The Olympia is the oldest steel ship still afloat. It was commissioned in 1895 for service in the United States Navy. Its most famous action was in 1889, when it was the flagship of the fleet during the Spanish-American War under the command of Admiral George Dewey.
It was on her deck that Dewey, while charging into Manila Bay in the Philippines, gave the now immortal command to his gunner, “You may fire at will, Gridley.” The swift defeat of the Spanish fleet is considered one of the most decisive in naval history, turning both Dewey and the Olympia into American icons.
The popular fervor for anything and everything associated with the war hero is on display inside the museum: Dewey was put on collectible plates, bronze medallions, glass pitchers, even a side table lamp made out of a brass 50 caliber shell etched with an image of the Olympia. Dewey’s name was used to advertise soap and candied walnuts.
“He was the Taylor Swift of his time,” Seibert said.
Whereas Swift has a lyrical tendency to sink ships — “The battleships will sink beneath the waves” (My Tears Ricochet, 2020) — Dewey’s stardom was based on nautical success.
“He defeats the Spanish at Manila Bay and immediately becomes the star of pop culture,” said Seibert.
The Seaport Museum’s landlord is the Delaware River Waterfront Corporation, which is leading the I-95 cap project. The DRWC funded the $500,000 relocation of the museum entrance to better connect it to amenities on the south side of the waterfront, such as the Hilton Hotel, the floating Moshulu restaurant, recreational watercraft rentals, and the popular Spruce Street Harbor Park.
“There’s a great energy that happens around the river at that point,” said Joe Forkin, DRWC chief operating officer. “It just makes so much sense for the Seaport Museum to be more directly connected to that and have a visual presence that you can enter the building in that direction.”
The new entrance is part of an ongoing physical re-organization of the Seaport Museum, as exhibition spaces are altered.
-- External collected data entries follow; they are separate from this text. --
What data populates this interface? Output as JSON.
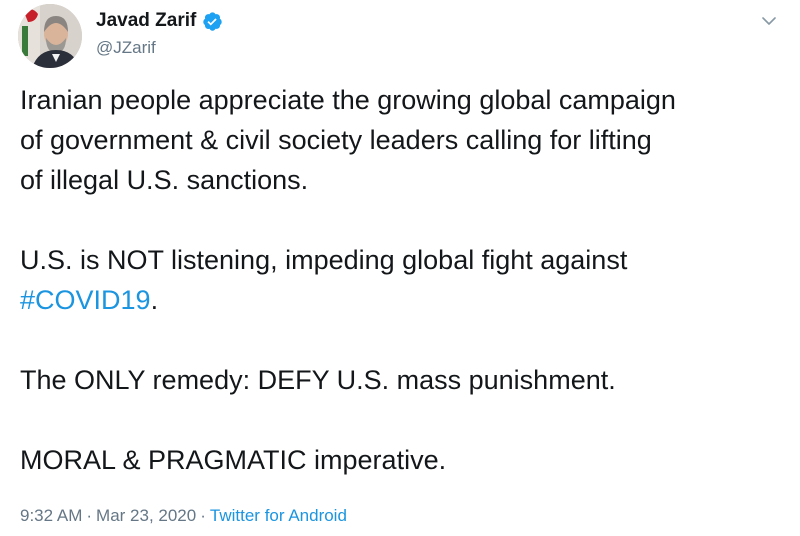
{
  "author": {
    "name": "Javad Zarif",
    "handle": "@JZarif",
    "verified": true
  },
  "tweet": {
    "p1": [
      "Iranian people appreciate the growing global campaign",
      "of government & civil society leaders calling for lifting",
      "of illegal U.S. sanctions."
    ],
    "p2_line1": "U.S. is NOT listening, impeding global fight against",
    "p2_hashtag": "#COVID19",
    "p2_tail": ".",
    "p3": "The ONLY remedy: DEFY U.S. mass punishment.",
    "p4": "MORAL & PRAGMATIC imperative."
  },
  "meta": {
    "time": "9:32 AM",
    "date": "Mar 23, 2020",
    "separator": "·",
    "source": "Twitter for Android"
  },
  "icons": {
    "verified": "verified-badge-icon",
    "menu": "chevron-down-icon"
  },
  "colors": {
    "link": "#1b95e0",
    "secondary": "#657786",
    "text": "#14171a"
  }
}
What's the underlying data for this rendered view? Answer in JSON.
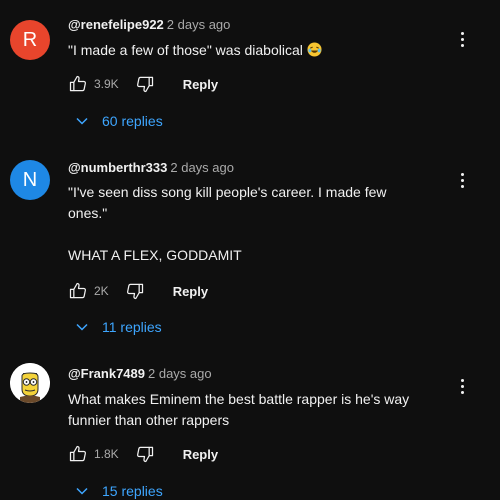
{
  "comments": [
    {
      "avatar_letter": "R",
      "avatar_color": "#e8452c",
      "handle": "@renefelipe922",
      "time": "2 days ago",
      "text_lines": [
        "\"I made a few of those\" was diabolical"
      ],
      "emoji": "laughing-face-icon",
      "likes": "3.9K",
      "reply_label": "Reply",
      "replies_label": "60 replies"
    },
    {
      "avatar_letter": "N",
      "avatar_color": "#1e88e5",
      "handle": "@numberthr333",
      "time": "2 days ago",
      "text_lines": [
        "\"I've seen diss song kill people's career. I made few",
        "ones.\""
      ],
      "text_extra": "WHAT A FLEX, GODDAMIT",
      "likes": "2K",
      "reply_label": "Reply",
      "replies_label": "11 replies"
    },
    {
      "avatar_image": "cartoon-character-avatar",
      "handle": "@Frank7489",
      "time": "2 days ago",
      "text_lines": [
        "What makes Eminem the best battle rapper is he's way",
        "funnier than other rappers"
      ],
      "likes": "1.8K",
      "reply_label": "Reply",
      "replies_label": "15 replies"
    }
  ],
  "colors": {
    "background": "#0f0f0f",
    "link_blue": "#3ea6ff",
    "muted_text": "#aaaaaa"
  }
}
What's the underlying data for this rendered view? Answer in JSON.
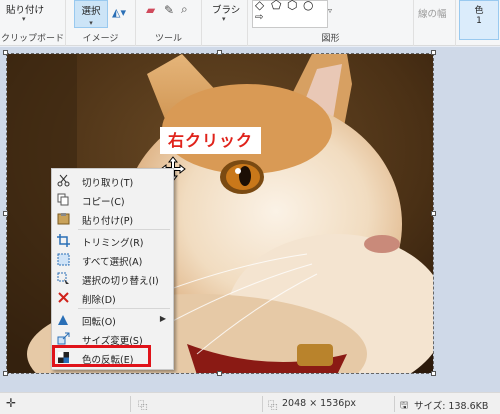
{
  "ribbon": {
    "paste_label": "貼り付け",
    "clipboard_group": "クリップボード",
    "select_label": "選択",
    "image_group": "イメージ",
    "tools_group": "ツール",
    "brush_label": "ブラシ",
    "shapes_group": "図形",
    "outline_label": "線の幅",
    "color1_label": "色",
    "color1_index": "1"
  },
  "callout": {
    "text": "右クリック",
    "color": "#e0231b"
  },
  "context_menu": {
    "items": [
      {
        "label": "切り取り(T)",
        "icon": "scissors-icon",
        "has_submenu": false
      },
      {
        "label": "コピー(C)",
        "icon": "copy-icon",
        "has_submenu": false
      },
      {
        "label": "貼り付け(P)",
        "icon": "paste-icon",
        "has_submenu": false
      },
      {
        "label": "トリミング(R)",
        "icon": "crop-icon",
        "has_submenu": false
      },
      {
        "label": "すべて選択(A)",
        "icon": "select-all-icon",
        "has_submenu": false
      },
      {
        "label": "選択の切り替え(I)",
        "icon": "invert-selection-icon",
        "has_submenu": false
      },
      {
        "label": "削除(D)",
        "icon": "delete-icon",
        "has_submenu": false
      },
      {
        "label": "回転(O)",
        "icon": "rotate-icon",
        "has_submenu": true
      },
      {
        "label": "サイズ変更(S)",
        "icon": "resize-icon",
        "has_submenu": false
      },
      {
        "label": "色の反転(E)",
        "icon": "invert-color-icon",
        "has_submenu": false,
        "highlighted": true
      }
    ],
    "highlight_color": "#e0131a"
  },
  "status_bar": {
    "dimensions": "2048 × 1536px",
    "size": "サイズ: 138.6KB"
  }
}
Visitors entering the museum’s new access point will enter alongside the boat-building shop. Large windows allow them to watch as small boats get built by hand.
A new introductory exhibition greets visitors with highlights of the collection, including a Tin Man-like figure made of sheet metal by Philly dockworkers in the 1980s as a kind of whimsical folly; the array of Admiral Dewey pop cultural artifacts (some of which, Seibert said, were found on eBay), and a female figurehead from the bow of a ship restored, carved in Philadelphia 200 years ago.
“The river becomes this place for people, like, ‘Well, it’s where goods come and go.’ Yeah, but it was also for immigration, for people to come and go. It was where ideas came and went: It’s Walt Whitman taking the ferry across the Delaware River,” Seibert said. “It’s not just about shipping. It’s a much more complicated story.”